省エネ法での(発熱量)換算係数は、誤差を持った測定値それとも定数?

回答

省エネ法では、使用量にエネルギーの種類ごとに定められた(発熱量)換算係数を掛けることで、熱量を求めています。(発熱量)換算係数は誤差を持った測定値として捉えるのではなく、「法的・制度的に定義された換算係数(=定数)」と考え、計算で得られた全ての桁数で有効と考えるほうが妥当と思われます。

省エネ法では、使用量に(発熱量)換算係数を掛けることで、熱量を求めています。そして、換算係数は下表のとおりエネルギーの種類ごとに定められています(出典:資源エネルギー庁作成「エネルギーの使用の合理化等に関する法律 第15条及び第19条の2に基づく定期報告書記入要領」)。

エネルギーの種類ごとの熱量 エネルギーの種類ごとの熱量

上表から、(発熱量)換算係数はいずれも3桁で表現されています。そして、いずれも純成分ではなく、測定することで(発熱量)換算係数を求めています。

使用量は購買伝票からの数値であり、表示された数値は全て有効と考えられます。したがって、もし、測定精度に起因して(発熱量)換算係数を定めていると考えるなら、有効数字3桁の(発熱量)換算係数に使用量を掛けた熱量の有効桁数は3桁となります。そして、原油換算係数も0.0258kL/GJと3桁であることから、原油換算量も有効数字3桁となります。つまり、1,000kLの原油換算量では十の位の数字までが有効で、一の位の数字は信頼できない数値となってしまいます。

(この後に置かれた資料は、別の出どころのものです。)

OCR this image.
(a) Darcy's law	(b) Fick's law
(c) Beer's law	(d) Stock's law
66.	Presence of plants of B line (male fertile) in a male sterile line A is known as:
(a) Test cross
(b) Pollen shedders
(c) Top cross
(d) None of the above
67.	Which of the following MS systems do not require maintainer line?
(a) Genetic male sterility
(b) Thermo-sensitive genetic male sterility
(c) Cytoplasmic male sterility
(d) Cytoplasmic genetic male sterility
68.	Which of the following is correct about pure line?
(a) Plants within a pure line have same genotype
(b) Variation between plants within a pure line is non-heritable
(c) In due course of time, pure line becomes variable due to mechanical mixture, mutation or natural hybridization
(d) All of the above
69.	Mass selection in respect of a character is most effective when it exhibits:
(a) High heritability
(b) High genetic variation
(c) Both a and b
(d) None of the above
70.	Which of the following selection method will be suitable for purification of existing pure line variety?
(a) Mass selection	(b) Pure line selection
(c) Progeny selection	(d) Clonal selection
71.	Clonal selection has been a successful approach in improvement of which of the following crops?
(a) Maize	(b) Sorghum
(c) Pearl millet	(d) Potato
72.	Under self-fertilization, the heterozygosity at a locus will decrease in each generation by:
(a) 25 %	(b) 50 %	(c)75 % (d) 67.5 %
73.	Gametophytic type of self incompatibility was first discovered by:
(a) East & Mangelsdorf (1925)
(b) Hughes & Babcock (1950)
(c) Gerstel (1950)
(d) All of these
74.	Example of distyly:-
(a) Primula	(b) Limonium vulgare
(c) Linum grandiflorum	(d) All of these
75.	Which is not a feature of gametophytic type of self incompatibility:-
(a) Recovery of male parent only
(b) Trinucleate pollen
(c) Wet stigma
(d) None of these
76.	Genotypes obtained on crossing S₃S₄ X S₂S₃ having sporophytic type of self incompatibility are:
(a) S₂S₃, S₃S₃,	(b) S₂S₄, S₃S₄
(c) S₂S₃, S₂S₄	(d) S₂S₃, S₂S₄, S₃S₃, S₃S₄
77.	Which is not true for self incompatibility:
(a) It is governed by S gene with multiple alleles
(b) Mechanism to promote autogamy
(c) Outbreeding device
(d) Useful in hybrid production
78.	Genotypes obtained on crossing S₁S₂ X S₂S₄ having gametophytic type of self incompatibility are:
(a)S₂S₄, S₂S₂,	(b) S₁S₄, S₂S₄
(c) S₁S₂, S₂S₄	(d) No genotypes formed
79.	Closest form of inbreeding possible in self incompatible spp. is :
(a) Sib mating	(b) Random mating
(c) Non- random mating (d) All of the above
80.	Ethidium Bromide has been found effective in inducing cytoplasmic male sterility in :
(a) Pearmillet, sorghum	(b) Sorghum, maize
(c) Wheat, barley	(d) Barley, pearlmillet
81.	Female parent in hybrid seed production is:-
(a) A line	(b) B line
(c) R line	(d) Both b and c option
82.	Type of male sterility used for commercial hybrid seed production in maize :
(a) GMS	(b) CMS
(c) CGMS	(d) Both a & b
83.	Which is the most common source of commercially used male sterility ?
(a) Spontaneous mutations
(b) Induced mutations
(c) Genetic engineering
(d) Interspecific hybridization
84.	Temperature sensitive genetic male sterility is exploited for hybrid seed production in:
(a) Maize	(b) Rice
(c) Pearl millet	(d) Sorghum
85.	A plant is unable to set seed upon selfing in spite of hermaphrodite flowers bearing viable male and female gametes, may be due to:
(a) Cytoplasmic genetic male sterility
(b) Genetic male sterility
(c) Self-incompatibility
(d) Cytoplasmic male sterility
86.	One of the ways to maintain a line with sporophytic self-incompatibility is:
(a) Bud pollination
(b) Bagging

ところが、「エネルギーの使用の合理化等に関する法律 第15条及び第19条の2に基づく定期報告書記入要領」によると、「原油換算量は、小数点以下を四捨五入して整数値で記入」との記載があります。つまり、定期報告書での原油換算量は、一の位の数字まで記入することを求めています。

一の位の数字まで求めていることを考えると、(発熱量)換算係数は誤差を持った測定値として捉えるのではなく、「法的・制度的に定義された換算係数(=定数)」と考え、計算で得られた全ての桁数で有効と考えるほうが妥当と思われます。